Combatting deforestation and wildlife trade could avoid costing the planet trillions of dollars in economic disruption, Conservation International estimates
Funding efforts to combat deforestation, risky wildlife trade and nature protection today could save governments hundreds of billions of dollars in the long run by preventing major environmental and public health risks, potentially even helping avoid the next global pandemic, new research suggests.
A study published today by scientists from US non-profit Conservation International argues governments should prioritise nature-based pandemic prevention measures in their Covid-19 recovery packages, claiming this would be a hugely cost-effective investment towards preventing future animal-transmitted disease outbreaks and the resulting economic havoc they cause.
While the Covid-19 crisis is expected to set back the global economy by as much as $5.6tn, a much smaller cumulative global investment of between $22.3bn to $30.1bn per year over the next decade could significantly curb the risk of future pandemics, claims the study, which was published in the academic journal Science.
"If we invest in prevention, the savings in lives and cost are tremendous," explained Lee Hannah, senior scientist at Conservation International. "Our research suggests that a 10-year investment on the order of $300bn could make a big difference in reducing the probability of the next pandemic. We don't want to go through this again, so we need to act now to reduce the factors that lead to pandemics."
Covid-19 is a zoonotic disease, meaning that it originated in wildlife before making the jump to humans, and Conservation International warns future outbreaks are inevitable if the ongoing degradation of tropical forests and the illegal wildlife trade are left unchecked.

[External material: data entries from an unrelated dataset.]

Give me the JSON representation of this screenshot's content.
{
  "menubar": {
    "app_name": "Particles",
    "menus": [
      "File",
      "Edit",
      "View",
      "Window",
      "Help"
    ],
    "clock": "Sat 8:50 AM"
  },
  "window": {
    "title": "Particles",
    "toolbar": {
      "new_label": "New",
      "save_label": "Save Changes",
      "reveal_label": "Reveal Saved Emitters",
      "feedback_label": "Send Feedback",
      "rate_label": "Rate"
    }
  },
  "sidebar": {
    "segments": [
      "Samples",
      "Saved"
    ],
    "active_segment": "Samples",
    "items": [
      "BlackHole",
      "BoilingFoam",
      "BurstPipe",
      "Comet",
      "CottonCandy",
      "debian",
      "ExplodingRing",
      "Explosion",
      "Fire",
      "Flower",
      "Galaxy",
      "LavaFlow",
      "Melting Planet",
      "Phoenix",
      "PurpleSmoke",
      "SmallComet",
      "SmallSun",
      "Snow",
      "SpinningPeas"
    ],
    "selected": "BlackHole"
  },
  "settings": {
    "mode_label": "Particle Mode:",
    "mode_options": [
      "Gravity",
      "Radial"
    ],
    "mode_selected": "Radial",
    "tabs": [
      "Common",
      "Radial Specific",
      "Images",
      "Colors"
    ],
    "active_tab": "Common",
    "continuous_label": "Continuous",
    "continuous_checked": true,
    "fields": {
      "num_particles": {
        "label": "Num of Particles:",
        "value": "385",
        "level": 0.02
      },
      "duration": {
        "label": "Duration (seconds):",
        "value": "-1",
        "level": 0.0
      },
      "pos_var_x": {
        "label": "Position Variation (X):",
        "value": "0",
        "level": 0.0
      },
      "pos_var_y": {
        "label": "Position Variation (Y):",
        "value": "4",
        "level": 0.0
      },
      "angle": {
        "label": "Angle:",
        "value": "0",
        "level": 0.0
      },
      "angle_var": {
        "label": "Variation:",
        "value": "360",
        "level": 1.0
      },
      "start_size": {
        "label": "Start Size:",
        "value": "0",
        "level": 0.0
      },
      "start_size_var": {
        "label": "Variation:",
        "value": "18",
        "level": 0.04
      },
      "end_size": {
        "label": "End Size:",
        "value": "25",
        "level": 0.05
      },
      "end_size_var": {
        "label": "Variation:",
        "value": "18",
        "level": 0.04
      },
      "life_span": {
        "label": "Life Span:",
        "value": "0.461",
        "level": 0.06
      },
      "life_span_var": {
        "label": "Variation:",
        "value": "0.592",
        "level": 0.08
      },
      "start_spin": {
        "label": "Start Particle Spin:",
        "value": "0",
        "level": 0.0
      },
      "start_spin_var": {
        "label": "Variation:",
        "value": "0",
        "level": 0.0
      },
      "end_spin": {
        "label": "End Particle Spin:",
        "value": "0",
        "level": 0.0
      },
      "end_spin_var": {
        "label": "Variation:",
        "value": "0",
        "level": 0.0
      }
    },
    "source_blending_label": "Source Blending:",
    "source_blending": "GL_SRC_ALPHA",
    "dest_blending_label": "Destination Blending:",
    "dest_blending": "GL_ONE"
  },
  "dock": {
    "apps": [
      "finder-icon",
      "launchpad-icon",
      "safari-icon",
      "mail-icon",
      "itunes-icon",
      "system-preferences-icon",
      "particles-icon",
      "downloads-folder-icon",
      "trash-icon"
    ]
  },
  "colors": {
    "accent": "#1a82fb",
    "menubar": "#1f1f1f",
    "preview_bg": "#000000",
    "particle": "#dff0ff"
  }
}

"Just 10 per cent of tropical forests hold more than half of the global risk for zoonotic disease spillover from nature to humans," warned Patrick Roehdanz, manager for Conservation International's Spatial Planning for Area Conservation (SPARC) programme. "An upfront investment in reducing tropical deforestation now could save us billions of dollars down the line by preventing the next pandemic."
As such, the non-profit is urging governments to channel money into preventing deforestation as part of their Covid-19 recovery packages. An investment of $9.6bn in direct forest-protection payments could reduce the chance of disease spillover by up to 40 per cent, it said.
Governments should also give more powers to wildlife trade enforcement agencies to help clamp down on illegal trade of disease-risk animals, and funnel investment towards improving veterinary practices and establishing early detection measures that can contain outbreaks, it recommends.
However, it warned that in the wake of Covid-19, many countries around the world have in fact rolled back their environmental protections, despite clear calls from the United Nations, the International Energy Agency and environmental groups for governments to place nature-based solutions and afforestation efforts at the heart of their recovery efforts.
But with the coronavirus crisis having drawn much wider attention to the relationship between environmental risks, public health and economy, there are growing signs of effort being made to address such problems. Earlier this week a new Taskforce on Nature-related Financial Disclosures was launched by a raft of major financial instiutions to help develop guidelines aimed at improving measurement and reporting of environmental risk, while just today a "rigorous" standards benchmark was announced to help organisations design effective tree planting, coastal resortation and nature protection projects.